Vernetzt und abgeschirmt
Neben den sterilen und technisch ausgefeilten Operationssälen haben die einzelnen Untersuchungsräume der Radiologie eine enorme Aufmerksamkeit erfahren: Hier galt es unter anderem, spezielle Detaillösungen wie die explizite Verwendung von Nickel bei diversen Schrauben usw. in den MRI-Räumen, zusätzlichen Bleiverkleidungen bei den Beton-Blindlöchern sowie der Verwendung von hochdichtem Beton, um die Radioaktivität abzuschirmen, mitzudenken. Angesichts des Schutzes vor radioaktiver Strahlung musste in diesen Räumlichkeiten zudem eine absolute Luftdichtigkeit erreicht werden, wofür nicht zuletzt auch die genaue Positionierung der Hightech-Geräte ausschlaggebend war – statisch sowie den raumphysikalischen Werten geschuldet. Neben den bautechnischen Details liegt der komplexen technischen Ausstattung im gesamten Gebäude eine umfangreiche Leitungsführung zugrunde, die die einwandfreie Vernetzung sowie Funktion des Spitalablaufs garantiert. Hierfür wurden in der abgehängten Decke von rund zwanzig Unternehmen die technischen Installationen in bis zu sechs Lagen verbaut, und sie nehmen letztlich knapp 2 m der Deckenstärke ein. In Anbetracht dieser dichten und essenziellen Verflechtung diverser Kabel und Leitungen in den Wänden weisen selbst die Zwischenwände einen auffällig höheren Querschnitt auf. In Kombination mit weiteren Faktoren wie der Erdbebensicherheit ähneln die Trockenbauwände nun vielmehr Konstruktionswänden, in welchen selbst sämtliche Türzargen mit an sechs Punkten verschweissten Stahlkonstruktionen versehen sind.

Naturnah
Trotz all der Technik kommt der Bezug zum Grün dennoch nicht zu kurz – nicht zuletzt, um der Krankenhausatmosphäre bewusst entgegenzuwirken und dadurch eine möglichst angenehme Umgebung für die Patient:innen zu schaffen. Hierfür wurde die umgebende Natur in die Innenräume geholt: Insgesamt elf Atrien durchsetzen den Grundriss, bilden dadurch begrünte Oasen in den Etagen und lassen zugleich Tageslicht ins Gebäudeinnere fallen. Mit den grosszügigen Fenstern in allen Patient:innenzimmern wird zudem das umliegende Grün in den Innenräumen des Spitalkomplexes hautnah erfahrbar gemacht und die Atmosphäre somit deutlich aufgelockert. Mit diesen Massnahmen wurden wesentliche Aspekte der „Healing Architecture“ aufgegriffen und von der Theorie in die Praxis umgesetzt. Zusätzliche Frischluft und wortwörtlich einen Ort zum Durchatmen bieten die Aussenterrassen im sechsten und im vierten Stockwerk, die ein Begegnungsort für Patient:innen, Besucher:innen und Mitarbeitende sind. Begrünt, aber leider aus Sicherheitsgründen nicht begehbar ist das bekieste Flachdach des Neubaus, das mit unzähligen Installationen wie Blitzschutz, Abluft oder Aufbauten zur Fassadenreinigung und einem Helikopterlandeplatz besetzt ist und vorausschauend die Möglichkeit zur Aufrüstung mit solarer Energie offenlässt.

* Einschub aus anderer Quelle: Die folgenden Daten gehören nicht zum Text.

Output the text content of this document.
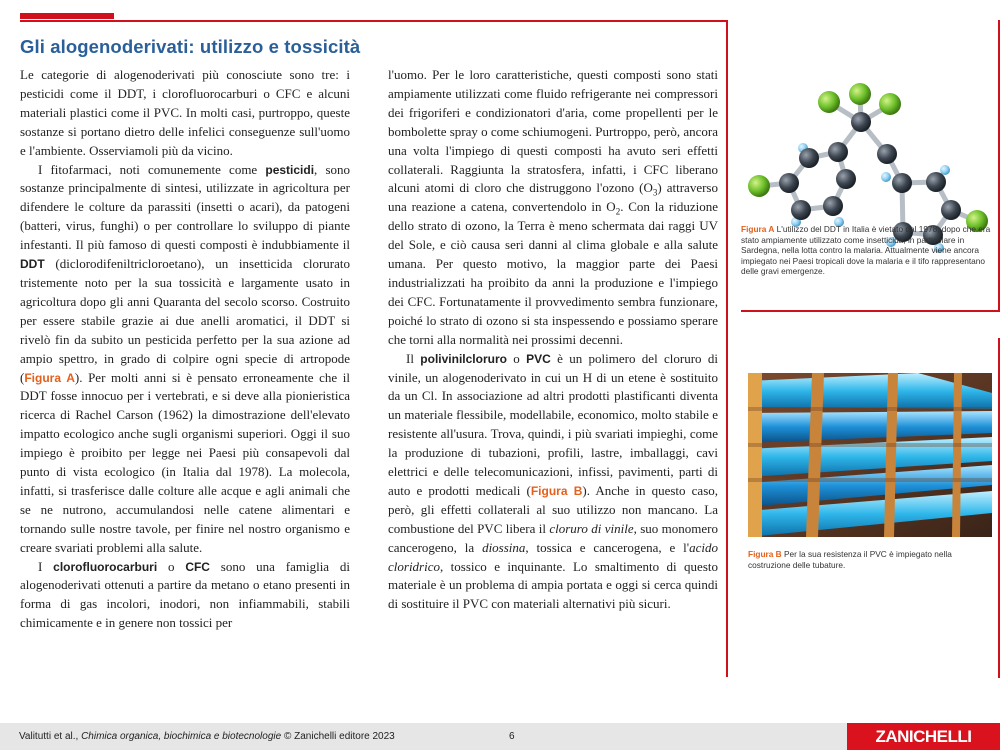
Gli alogenoderivati: utilizzo e tossicità

Le categorie di alogenoderivati più conosciute sono tre: i pesticidi come il DDT, i clorofluorocarburi o CFC e alcuni materiali plastici come il PVC. In molti casi, purtroppo, queste sostanze si portano dietro delle infelici conseguenze sull'uomo e l'ambiente. Osserviamoli più da vicino.

I fitofarmaci, noti comunemente come pesticidi, sono sostanze principalmente di sintesi, utilizzate in agricoltura per difendere le colture da parassiti (insetti o acari), da patogeni (batteri, virus, funghi) o per controllare lo sviluppo di piante infestanti. Il più famoso di questi composti è indubbiamente il DDT (diclorodifeniltricloroetano), un insetticida clorurato tristemente noto per la sua tossicità e largamente usato in agricoltura dopo gli anni Quaranta del secolo scorso. Costruito per essere stabile grazie ai due anelli aromatici, il DDT si rivelò fin da subito un pesticida perfetto per la sua azione ad ampio spettro, in grado di colpire ogni specie di artropode (Figura A). Per molti anni si è pensato erroneamente che il DDT fosse innocuo per i vertebrati, e si deve alla pionieristica ricerca di Rachel Carson (1962) la dimostrazione dell'elevato impatto ecologico anche sugli organismi superiori. Oggi il suo impiego è proibito per legge nei Paesi più consapevoli dal punto di vista ecologico (in Italia dal 1978). La molecola, infatti, si trasferisce dalle colture alle acque e agli animali che se ne nutrono, accumulandosi nelle catene alimentari e tornando sulle nostre tavole, per finire nel nostro organismo e creare svariati problemi alla salute.

I clorofluorocarburi o CFC sono una famiglia di alogenoderivati ottenuti a partire da metano o etano presenti in forma di gas incolori, inodori, non infiammabili, stabili chimicamente e in genere non tossici per

l'uomo. Per le loro caratteristiche, questi composti sono stati ampiamente utilizzati come fluido refrigerante nei compressori dei frigoriferi e condizionatori d'aria, come propellenti per le bombolette spray o come schiumogeni. Purtroppo, però, ancora una volta l'impiego di questi composti ha avuto seri effetti collaterali. Raggiunta la stratosfera, infatti, i CFC liberano alcuni atomi di cloro che distruggono l'ozono $(O_3)$ attraverso una reazione a catena, convertendolo in $O_2$. Con la riduzione dello strato di ozono, la Terra è meno schermata dai raggi UV del Sole, e ciò causa seri danni al clima globale e alla salute umana. Per questo motivo, la maggior parte dei Paesi industrializzati ha proibito da anni la produzione e l'impiego dei CFC. Fortunatamente il provvedimento sembra funzionare, poiché lo strato di ozono si sta inspessendo e possiamo sperare che torni alla normalità nei prossimi decenni.

Il polivinilcloruro o PVC è un polimero del cloruro di vinile, un alogenoderivato in cui un H di un etene è sostituito da un Cl. In associazione ad altri prodotti plastificanti diventa un materiale flessibile, modellabile, economico, molto stabile e resistente all'usura. Trova, quindi, i più svariati impieghi, come la produzione di tubazioni, profili, lastre, imballaggi, cavi elettrici e delle telecomunicazioni, infissi, pavimenti, parti di auto e prodotti medicali (Figura B). Anche in questo caso, però, gli effetti collaterali al suo utilizzo non mancano. La combustione del PVC libera il cloruro di vinile, suo monomero cancerogeno, la diossina, tossica e cancerogena, e l'acido cloridrico, tossico e inquinante. Lo smaltimento di questo materiale è un problema di ampia portata e oggi si cerca quindi di sostituire il PVC con materiali alternativi più sicuri.

Figura A L'utilizzo del DDT in Italia è vietato dal 1978, dopo che era stato ampiamente utilizzato come insetticida, in particolare in Sardegna, nella lotta contro la malaria. Attualmente viene ancora impiegato nei Paesi tropicali dove la malaria e il tifo rappresentano delle gravi emergenze.
Figura B Per la sua resistenza il PVC è impiegato nella costruzione delle tubature.
Valitutti et al., Chimica organica, biochimica e biotecnologie © Zanichelli editore 2023	6	ZANICHELLI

Mehr als Symptombekämpfung
Von der begrünten Umgebung über lichtdurchflutete Innenhöfe und Gänge bis hin zu jedem einzelnen Spitalzimmer – die Aspekte der heilenden Architektur ziehen sich konsequent als roter Faden durch den gesamten Neubau. Ebenso wie auch der menschliche Körper und seine Gesundheit ein Resultat verschiedenster Einflüsse ist und als ein grosses Ganzes betrachtet werden muss, wurde hier das Kantonsspital als ein komplexer Organismus betrachtet, dessen Architektur das psychische und physische Wohlbefinden massgeblich beeinflusst. Dabei muss sowohl die innere Organisation als auch die Funktionalität des Spitals berücksichtigt und mit seinen gestalterischen und wahrnehmungsrelevanten Aspekten in Einklang gebracht werden. Ein Zusammenspiel, das letztlich die Gesundheit priorisiert und Ästhetik mit Funktion vereint. Durch das Schaffen einer angenehmeren Umgebung steht eine schnellere Heilung und ein verkürzter Spitalaufenthalt im Fokus, sodass die Bettenzahl nur minimal erhöht werden musste. Dank des modularen Charakters erlaubt der Neubau künftig flexible Erweiterungen sowie die Erneuerung einzelner Gebäudeteile unabhängig vom restlichen Spitalkomplex.